The Luntz Memo: Future Fear vs. Present Pain

Although a lively debate is now taking place as to whether the Luntz memo represents a realistic approach to defeating Obama’s as-yet unwritten health care reform or merely self-aggrandizement for Luntz, the debate misses the point. Sure, the Borg-effect is going strong in which Republican members of Congress are already being assimilated into Luntz’s language. But the real issue isn't how relevant Luntz's scare tactics are or are not for politicians. The real issue is how relevant they are to you.
A college professor of mine once opined that while you might effectively trick or distract any other sense, the brain never loses track of touch – especially if it’s pain. In words I still remember, he said, “You can easily lose track of where things are in your vision, or hear sounds coming from the wrong side, sure.
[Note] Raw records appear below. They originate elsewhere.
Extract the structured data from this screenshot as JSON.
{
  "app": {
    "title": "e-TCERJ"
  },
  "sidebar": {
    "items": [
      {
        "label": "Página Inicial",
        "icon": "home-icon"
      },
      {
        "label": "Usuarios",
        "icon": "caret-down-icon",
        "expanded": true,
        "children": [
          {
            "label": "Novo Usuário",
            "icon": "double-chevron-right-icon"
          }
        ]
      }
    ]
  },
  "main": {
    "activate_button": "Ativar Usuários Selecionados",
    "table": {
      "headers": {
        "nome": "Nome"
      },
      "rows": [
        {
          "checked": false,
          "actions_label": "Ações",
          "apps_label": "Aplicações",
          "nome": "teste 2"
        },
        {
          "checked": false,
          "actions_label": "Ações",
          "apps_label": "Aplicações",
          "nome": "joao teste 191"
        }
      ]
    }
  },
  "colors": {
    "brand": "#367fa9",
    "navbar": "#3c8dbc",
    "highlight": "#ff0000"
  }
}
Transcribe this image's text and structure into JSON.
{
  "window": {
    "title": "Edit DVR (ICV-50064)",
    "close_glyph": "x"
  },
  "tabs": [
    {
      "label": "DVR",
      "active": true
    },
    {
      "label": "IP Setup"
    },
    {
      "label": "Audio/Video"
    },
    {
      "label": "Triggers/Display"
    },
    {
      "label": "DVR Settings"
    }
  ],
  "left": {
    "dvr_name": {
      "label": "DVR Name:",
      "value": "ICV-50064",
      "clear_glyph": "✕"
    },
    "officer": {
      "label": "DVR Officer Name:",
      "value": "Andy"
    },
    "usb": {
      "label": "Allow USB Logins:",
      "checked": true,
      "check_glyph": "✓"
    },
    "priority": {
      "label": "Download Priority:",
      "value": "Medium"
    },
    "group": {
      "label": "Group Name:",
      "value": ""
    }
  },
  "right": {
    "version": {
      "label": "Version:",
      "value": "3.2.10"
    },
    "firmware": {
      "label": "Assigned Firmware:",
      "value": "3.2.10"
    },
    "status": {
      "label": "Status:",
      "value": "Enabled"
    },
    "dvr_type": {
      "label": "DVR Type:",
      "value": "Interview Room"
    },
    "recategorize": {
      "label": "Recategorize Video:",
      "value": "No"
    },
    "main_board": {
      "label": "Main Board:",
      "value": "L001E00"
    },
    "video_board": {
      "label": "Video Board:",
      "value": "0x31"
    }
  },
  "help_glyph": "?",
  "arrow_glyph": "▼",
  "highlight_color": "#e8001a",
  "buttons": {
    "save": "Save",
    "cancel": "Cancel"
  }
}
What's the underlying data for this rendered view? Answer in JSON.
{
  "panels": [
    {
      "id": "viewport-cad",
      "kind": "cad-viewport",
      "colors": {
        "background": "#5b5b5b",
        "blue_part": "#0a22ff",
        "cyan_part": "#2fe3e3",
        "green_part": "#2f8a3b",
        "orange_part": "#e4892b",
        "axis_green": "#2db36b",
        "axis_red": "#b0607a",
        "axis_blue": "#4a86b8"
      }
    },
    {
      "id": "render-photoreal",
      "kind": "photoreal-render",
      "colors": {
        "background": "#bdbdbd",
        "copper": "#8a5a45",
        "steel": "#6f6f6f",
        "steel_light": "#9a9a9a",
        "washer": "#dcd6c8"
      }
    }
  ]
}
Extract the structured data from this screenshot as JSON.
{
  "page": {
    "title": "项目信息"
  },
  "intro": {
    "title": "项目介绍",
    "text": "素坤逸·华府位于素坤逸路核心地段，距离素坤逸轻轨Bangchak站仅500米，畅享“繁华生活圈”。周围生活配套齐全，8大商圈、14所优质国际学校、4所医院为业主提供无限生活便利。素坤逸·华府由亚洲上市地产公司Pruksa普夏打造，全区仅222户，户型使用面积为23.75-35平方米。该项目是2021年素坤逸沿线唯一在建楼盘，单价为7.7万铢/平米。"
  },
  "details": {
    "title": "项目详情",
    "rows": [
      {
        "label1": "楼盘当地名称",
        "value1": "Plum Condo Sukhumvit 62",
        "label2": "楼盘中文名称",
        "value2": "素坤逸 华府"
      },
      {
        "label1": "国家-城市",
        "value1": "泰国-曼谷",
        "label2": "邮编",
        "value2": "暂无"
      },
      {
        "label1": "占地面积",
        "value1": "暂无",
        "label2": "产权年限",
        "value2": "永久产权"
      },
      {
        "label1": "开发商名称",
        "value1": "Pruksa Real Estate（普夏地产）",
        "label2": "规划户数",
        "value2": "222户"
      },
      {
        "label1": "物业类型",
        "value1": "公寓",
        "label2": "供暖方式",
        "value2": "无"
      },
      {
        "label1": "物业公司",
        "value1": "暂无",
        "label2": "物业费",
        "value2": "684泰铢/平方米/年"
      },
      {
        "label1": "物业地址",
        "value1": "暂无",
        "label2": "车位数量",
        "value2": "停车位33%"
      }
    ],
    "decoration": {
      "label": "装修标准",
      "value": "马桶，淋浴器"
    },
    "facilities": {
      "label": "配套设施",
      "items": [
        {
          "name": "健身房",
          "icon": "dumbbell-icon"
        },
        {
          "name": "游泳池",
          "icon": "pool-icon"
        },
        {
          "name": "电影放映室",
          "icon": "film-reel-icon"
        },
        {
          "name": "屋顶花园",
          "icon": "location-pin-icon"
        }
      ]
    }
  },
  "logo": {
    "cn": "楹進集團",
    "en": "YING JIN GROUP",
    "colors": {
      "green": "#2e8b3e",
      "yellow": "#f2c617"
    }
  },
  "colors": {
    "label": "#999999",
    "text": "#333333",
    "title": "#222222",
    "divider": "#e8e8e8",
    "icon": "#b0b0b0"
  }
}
But if you have a weasel attached to your arm and then step onto a nail, your brain doesn’t say, ‘Now where is that weasel?’” Oppositional political messaging – especially when, as with the GOP and health care, you can’t offer an alternative solution – is all about distraction, and the Luntz memo is no exception. But you’d have to be from a different planet in order for some of these distractions to work with the exact situation that so many Americans face today. The pain is just too real, and just too widespread.
Yes, some people have an inherent distrust of the government’s potential to interfere with their lives, but that’s not really the point today. Nor is whatever justification is used to drop the word “rationing” as a future threat. People have far less trust in and very present-tense anger at the insurance companies who are already interfering with their lives, and they’ve become all too familiar with what real rationing is. As a powerful letter to the editor in today’s NY Times reads, “As any doctor will tell you, when a private health insurance plan delays or denies a physician-recommended service, it is deciding who gets care and what kind of care people get. That is rationing.” Thanks to years of HMOs and private insurance, we know all too well what denial is. We have it now.
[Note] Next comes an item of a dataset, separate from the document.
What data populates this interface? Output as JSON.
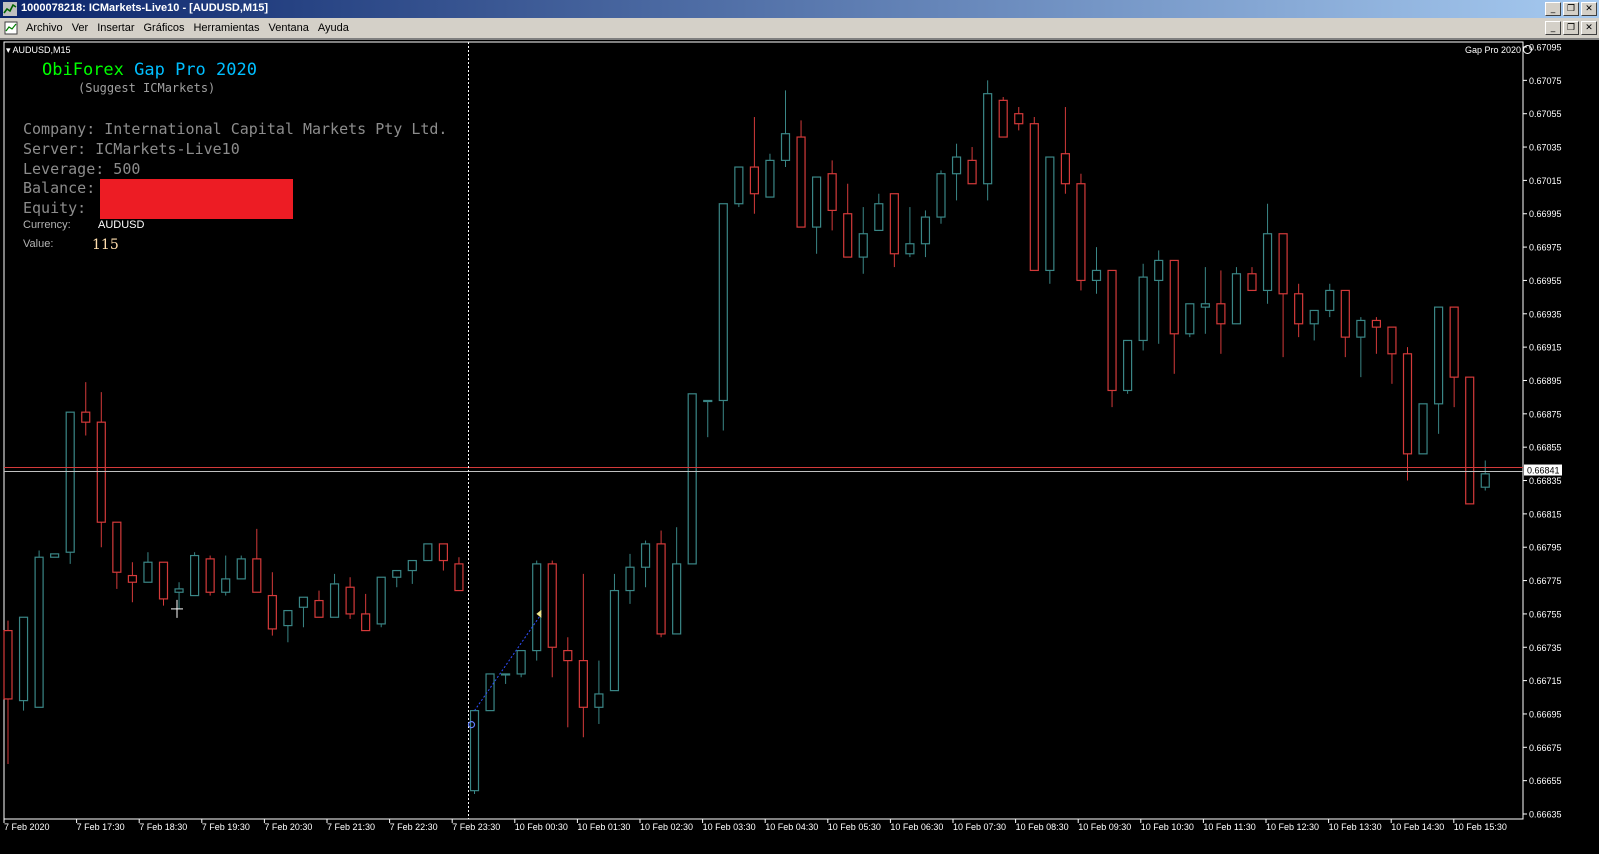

Yes, Luntz is able to describe a nightmare scenario of making the crisis personal, about the possibility that your own children could be denied the care they need under some hazy future government bureaucracy. But the fear of losing your health coverage is exactly the same fear, and it’s acute in this economic climate. People are losing their coverage with their jobs now. More and more companies are dropping benefits. Those that continue offering benefits may well be cutting back or asking employees to pay more of the share. Forget fear about a theoretical future we can only sort of understand – that’s immediate fear. Telling us we should be much more afraid about something else is a poor substitute when your only choice is to take or leave what your employer gives you, or take your chances on the expensive individual market. Thanks to years of skyrocketing costs, individuals, families and business owners have never paid more for premiums, never paid more for prescription drugs, never paid more for co-pays and never known so many people (possibly including ourselves) who are on the cusp of being uninsured or underinsured because of the recession. Too many people know exactly what it is to not be able to give their children the care they need when they need it. It’s called “not being able to pay for it.”
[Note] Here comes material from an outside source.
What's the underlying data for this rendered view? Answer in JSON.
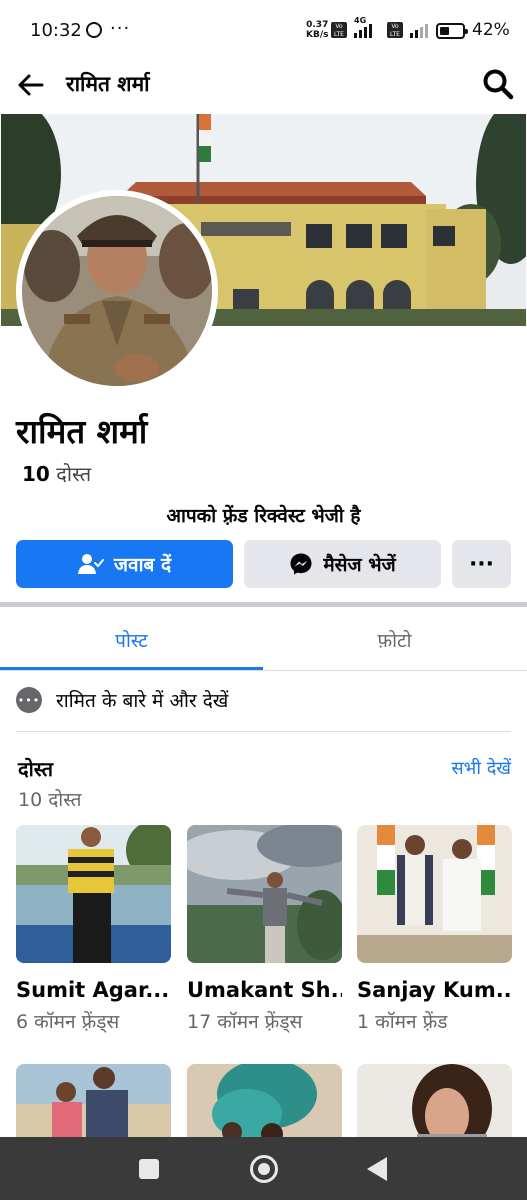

It’s almost like the Luntz memo is describing another world, one where our broken health care system is a source of annoyance rather than pain. As the Kaiser Family Foundation and Commonwealth Fund (via Jon Cohn) show, that’s just not the case. 68% have had trouble paying for medical bills in the past 12 months. 54% of chronically ill patients had trouble getting access to care this year because of cost. More from KFF’s poll: 53% found themselves using home remedies, cutting pills in half, or skipping or postponing care because they just couldn’t afford what they need. That’s the world we live in today.
The Luntz memo itself gets it: “Fully 70% of Americans consider our healthcare system to be either in a state of crisis or seriously troubled and requires significant reform.” In answer to this, though, neither he nor all those GOP-Borg adopting his language offer a solution. They just offer more things to be afraid of. And that’s where I think, for all the poll-tested language, their argument jumps off the rails. Future fear just can’t trump present pain.